In the 1901 United Kingdom census, Florence B. M. Baker was still living at Sandford, Orleigh, Highweek, and her age was stated as 58, her place of birth as Hungary. She was living with Ethel L. Baker, a 46-year-old step-daughter and eight servants, including a cook and a footman.

Florence Baker died in Devon of a heart attack, and was buried with the remains of her husband in the family vault at Grimley, near Worcester.

==Legacy==
The Bakers appear in a painting called "Samuel Baker (1821–93) and the Discovery of Lake Albert" by Severino Baraldi.

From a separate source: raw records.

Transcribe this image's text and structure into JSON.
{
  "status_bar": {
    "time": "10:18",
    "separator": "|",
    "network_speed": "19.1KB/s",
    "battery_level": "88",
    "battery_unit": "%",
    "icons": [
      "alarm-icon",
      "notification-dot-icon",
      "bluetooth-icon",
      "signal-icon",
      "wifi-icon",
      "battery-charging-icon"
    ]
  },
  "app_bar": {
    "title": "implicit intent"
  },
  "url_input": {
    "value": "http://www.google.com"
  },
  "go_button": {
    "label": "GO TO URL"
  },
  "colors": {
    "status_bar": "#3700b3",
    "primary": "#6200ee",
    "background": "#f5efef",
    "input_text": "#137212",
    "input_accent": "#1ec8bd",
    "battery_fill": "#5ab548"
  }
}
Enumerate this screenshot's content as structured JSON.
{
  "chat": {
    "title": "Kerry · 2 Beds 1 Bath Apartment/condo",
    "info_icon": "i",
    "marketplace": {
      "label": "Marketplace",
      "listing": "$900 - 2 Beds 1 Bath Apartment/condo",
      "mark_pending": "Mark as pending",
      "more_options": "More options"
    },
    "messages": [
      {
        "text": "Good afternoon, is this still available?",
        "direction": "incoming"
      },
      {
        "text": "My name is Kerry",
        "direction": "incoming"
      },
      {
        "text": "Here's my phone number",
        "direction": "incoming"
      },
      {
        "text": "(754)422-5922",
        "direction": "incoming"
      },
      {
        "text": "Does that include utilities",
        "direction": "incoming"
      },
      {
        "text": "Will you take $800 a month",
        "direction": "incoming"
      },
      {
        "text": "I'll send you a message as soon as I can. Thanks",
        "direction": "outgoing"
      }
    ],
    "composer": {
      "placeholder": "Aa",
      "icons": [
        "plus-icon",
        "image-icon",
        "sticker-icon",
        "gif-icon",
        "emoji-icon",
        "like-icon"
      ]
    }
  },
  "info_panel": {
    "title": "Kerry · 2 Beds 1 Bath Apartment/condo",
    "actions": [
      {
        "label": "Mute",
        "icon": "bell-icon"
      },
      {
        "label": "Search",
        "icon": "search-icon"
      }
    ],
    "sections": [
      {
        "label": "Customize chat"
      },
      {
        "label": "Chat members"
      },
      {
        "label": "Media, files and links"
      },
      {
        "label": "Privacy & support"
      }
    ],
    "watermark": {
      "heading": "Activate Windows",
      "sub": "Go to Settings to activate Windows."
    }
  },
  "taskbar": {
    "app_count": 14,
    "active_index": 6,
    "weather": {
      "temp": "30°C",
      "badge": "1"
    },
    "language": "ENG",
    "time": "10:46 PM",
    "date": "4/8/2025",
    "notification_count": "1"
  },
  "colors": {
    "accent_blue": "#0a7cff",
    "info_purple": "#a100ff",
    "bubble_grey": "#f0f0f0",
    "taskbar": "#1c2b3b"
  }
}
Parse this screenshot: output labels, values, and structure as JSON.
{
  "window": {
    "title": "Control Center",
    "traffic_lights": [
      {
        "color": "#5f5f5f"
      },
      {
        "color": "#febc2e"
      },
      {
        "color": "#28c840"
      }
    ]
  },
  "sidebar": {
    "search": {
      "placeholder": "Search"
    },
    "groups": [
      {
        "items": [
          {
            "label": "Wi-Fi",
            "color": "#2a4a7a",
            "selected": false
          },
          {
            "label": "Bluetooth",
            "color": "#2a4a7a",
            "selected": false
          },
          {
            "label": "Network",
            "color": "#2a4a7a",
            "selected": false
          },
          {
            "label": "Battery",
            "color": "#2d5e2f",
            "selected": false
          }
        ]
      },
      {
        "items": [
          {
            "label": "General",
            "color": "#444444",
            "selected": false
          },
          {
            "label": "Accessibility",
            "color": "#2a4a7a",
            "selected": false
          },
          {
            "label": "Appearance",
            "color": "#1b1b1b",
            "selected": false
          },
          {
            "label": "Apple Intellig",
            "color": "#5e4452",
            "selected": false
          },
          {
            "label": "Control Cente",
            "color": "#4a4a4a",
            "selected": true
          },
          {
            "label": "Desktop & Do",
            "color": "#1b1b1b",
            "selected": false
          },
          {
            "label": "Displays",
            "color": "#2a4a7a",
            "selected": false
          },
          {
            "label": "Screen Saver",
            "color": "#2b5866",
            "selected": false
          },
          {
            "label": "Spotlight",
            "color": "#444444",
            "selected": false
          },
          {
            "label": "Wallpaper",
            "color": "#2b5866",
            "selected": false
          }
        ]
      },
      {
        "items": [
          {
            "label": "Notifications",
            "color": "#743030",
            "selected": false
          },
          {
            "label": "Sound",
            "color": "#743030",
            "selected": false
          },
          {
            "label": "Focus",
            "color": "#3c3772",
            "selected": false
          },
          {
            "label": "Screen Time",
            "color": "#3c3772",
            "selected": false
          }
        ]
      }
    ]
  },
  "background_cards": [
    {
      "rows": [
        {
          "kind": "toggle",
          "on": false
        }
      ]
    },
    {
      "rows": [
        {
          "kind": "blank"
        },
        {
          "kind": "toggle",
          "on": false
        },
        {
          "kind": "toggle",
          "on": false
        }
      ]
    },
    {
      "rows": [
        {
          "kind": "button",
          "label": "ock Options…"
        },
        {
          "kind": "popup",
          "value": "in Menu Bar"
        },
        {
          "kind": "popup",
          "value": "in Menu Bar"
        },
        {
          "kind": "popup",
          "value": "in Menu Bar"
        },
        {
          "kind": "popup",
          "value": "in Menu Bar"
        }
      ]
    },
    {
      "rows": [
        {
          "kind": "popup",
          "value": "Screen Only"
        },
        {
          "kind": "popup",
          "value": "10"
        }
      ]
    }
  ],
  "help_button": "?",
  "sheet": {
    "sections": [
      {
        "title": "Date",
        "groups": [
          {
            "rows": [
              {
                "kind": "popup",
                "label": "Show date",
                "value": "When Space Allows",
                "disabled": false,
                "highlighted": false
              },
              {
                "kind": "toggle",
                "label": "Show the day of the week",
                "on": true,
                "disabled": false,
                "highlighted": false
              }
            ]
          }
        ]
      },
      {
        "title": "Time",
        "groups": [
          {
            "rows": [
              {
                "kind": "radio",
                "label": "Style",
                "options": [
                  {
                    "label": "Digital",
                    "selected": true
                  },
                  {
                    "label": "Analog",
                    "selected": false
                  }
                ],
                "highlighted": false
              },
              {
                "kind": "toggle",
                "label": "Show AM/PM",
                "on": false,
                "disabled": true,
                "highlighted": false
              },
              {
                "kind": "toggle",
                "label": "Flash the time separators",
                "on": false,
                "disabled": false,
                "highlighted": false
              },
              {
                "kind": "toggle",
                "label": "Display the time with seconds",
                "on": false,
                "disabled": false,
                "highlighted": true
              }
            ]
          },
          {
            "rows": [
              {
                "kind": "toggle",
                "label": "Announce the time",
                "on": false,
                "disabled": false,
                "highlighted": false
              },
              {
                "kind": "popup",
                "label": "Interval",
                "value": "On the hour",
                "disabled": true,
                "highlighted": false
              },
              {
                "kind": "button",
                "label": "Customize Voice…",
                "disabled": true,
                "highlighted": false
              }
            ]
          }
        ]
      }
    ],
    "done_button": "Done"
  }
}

Together with Delia Akeley, Christina Dodwell, Mary Kingsley and Alexine Tinne, she was one of the five subjects chosen for a 1997 book on women explorers in Africa.

A memorial plaque commemorating her travels was unveiled by László Kövér, Speaker of the Hungarian National Assembly on 4 March 2019. He and Ephraim Kamuntu were there on the 155th anniversary of her trip to search for the source of the Nile. The memorial plaque is on the shore of the Nile, in the Murchison Falls National Park in Uganda and it was organised by the African-Hungarian Union and the Kenya's Hungarian embassy.